Tras dos semanas en Grafenwöhr, partieron con destino al frente atravesando Polonia con una parada en Varsovia: «Era impresionante cómo se había quedado la ciudad; más de la mitad estaba destrozada, hecha añicos. Era una imagen dantesca que comenzó a ofrecernos la realidad de lo que nos esperaba en Rusia. En aquellos trenes y en nuestro campamento de Polonia había carteles en los que nos prohibían hablar con chicas judías. Ellas llevaban distintivos amarillos en el brazo, el pecho y hasta en la espalda. Y aunque estaba prohibido, hablábamos con ellas y el que no iba con una iba con dos; para nosotros eran personas normales, aunque los alemanes ni les hablaban...».
Unas semanas después recibieron la orden de partir hacia Rusia. Les separaban unos mil kilómetros con el frente y tuvieron que realizar a pie una marcha durísima, agotadora e interminable. La división era hipomóvil (es decir, tirada por caballos). «Según íbamos andando notábamos más y más frío. No paramos de andar durante un mes y medio, sólo dormir, comer y caminar. Fue algo tremendo, como ir desde Almería a La Coruña con todo el material militar encima. A Rusia llegamos el día del Pilar, concretamente a Nóvgorod, donde relevamos a una compañía de artilleros alemanes. Yo pertenecía a la 12 Batería, dirigida por el capitán José Aguinaga, de Vitoria, que había sido el número uno de su promoción y que siempre estaba dispuesto a cualquier contingencia».
La batalla del río Voljov
Ricardo del Río sirvió en la 12ª Batería (IV Grupo) del Regimiento de Artillería 250 y a su jefe se le concedió el 18 abril de 1942 la Cruz de Hierro de 1ª clase por la brillante actuación en el cierre de la Bolsa del Voljov, una de las míticas y más sangrientas batallas en las que participaron los soldados españoles. «Era durísimo mover cada una de aquellas piezas. Un desplazamiento era como para morirse con el frío que hacía. Nunca hubiera podido creer que se te pudieran quemar las manos al tocar los hierros congelados de los cañones. Del casco nos bajaban unos chuzos de hielo tremendos. Era terrible. Había veces que no éramos capaces de sujetar la pieza al suelo y al disparar el cañón parecía que iba reventar».

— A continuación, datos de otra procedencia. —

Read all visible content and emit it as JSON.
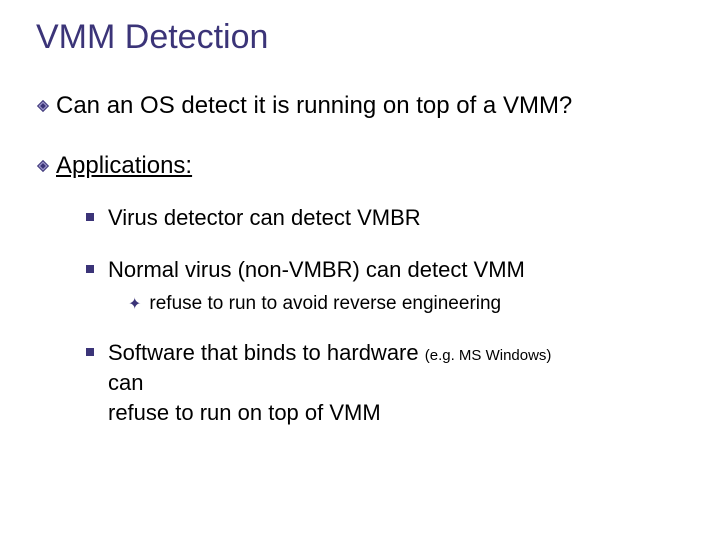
{
  "title": "VMM Detection",
  "bullets": {
    "item1": "Can an OS detect it is running on top of a VMM?",
    "item2": "Applications:",
    "sub1": "Virus detector can detect VMBR",
    "sub2": "Normal virus (non-VMBR) can detect VMM",
    "sub2a": "refuse to run to avoid reverse engineering",
    "sub3_pre": "Software that binds to hardware ",
    "sub3_paren": "(e.g. MS Windows)",
    "sub3_post_line2": "can",
    "sub3_post_line3": "refuse to run on top of VMM"
  }
}
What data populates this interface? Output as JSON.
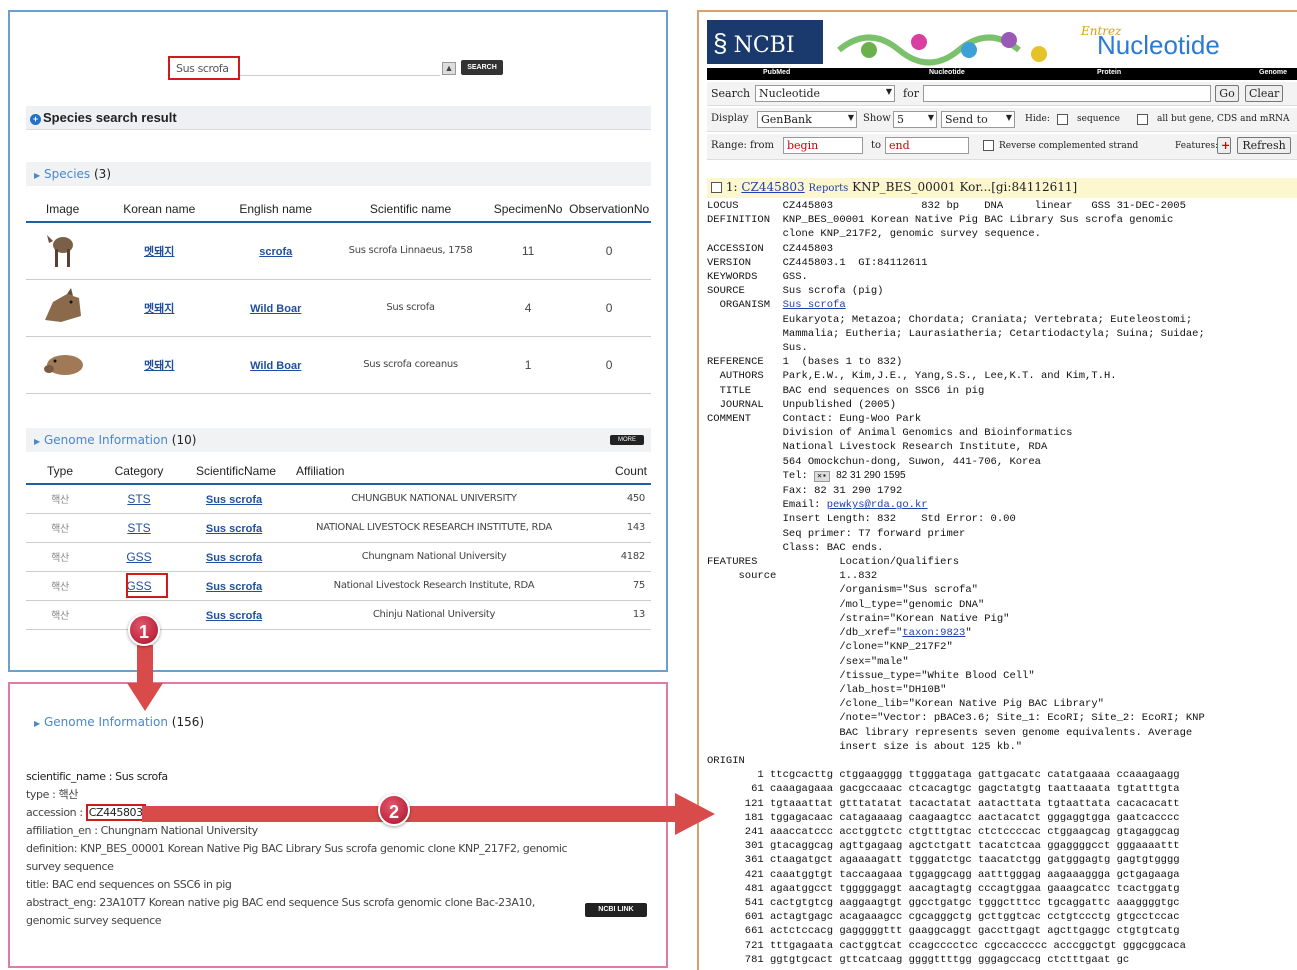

La muerte del cabo Soto llegó en Podvereje y el capitán Aguinaga advirtió sus consecuencias en la moral de sus hombres: 'Yo no sé qué les ha pasado a mis artilleros', recuerda Ricardo que les decía amargamente. Cada muerte era brutal y para los compañeros era necesario dar dignidad los entierros: «No había manera de hacer el agujero, pero fuimos capaces hasta de construirle una caja con unos cuantos tablones. A partir de ese momento ya nada fue igual para ninguno de nosotros, aunque estábamos todo el día en medio de los fregados, hasta la muerte de nuestro compañero Soto no nos había tocado una baja tan cerca».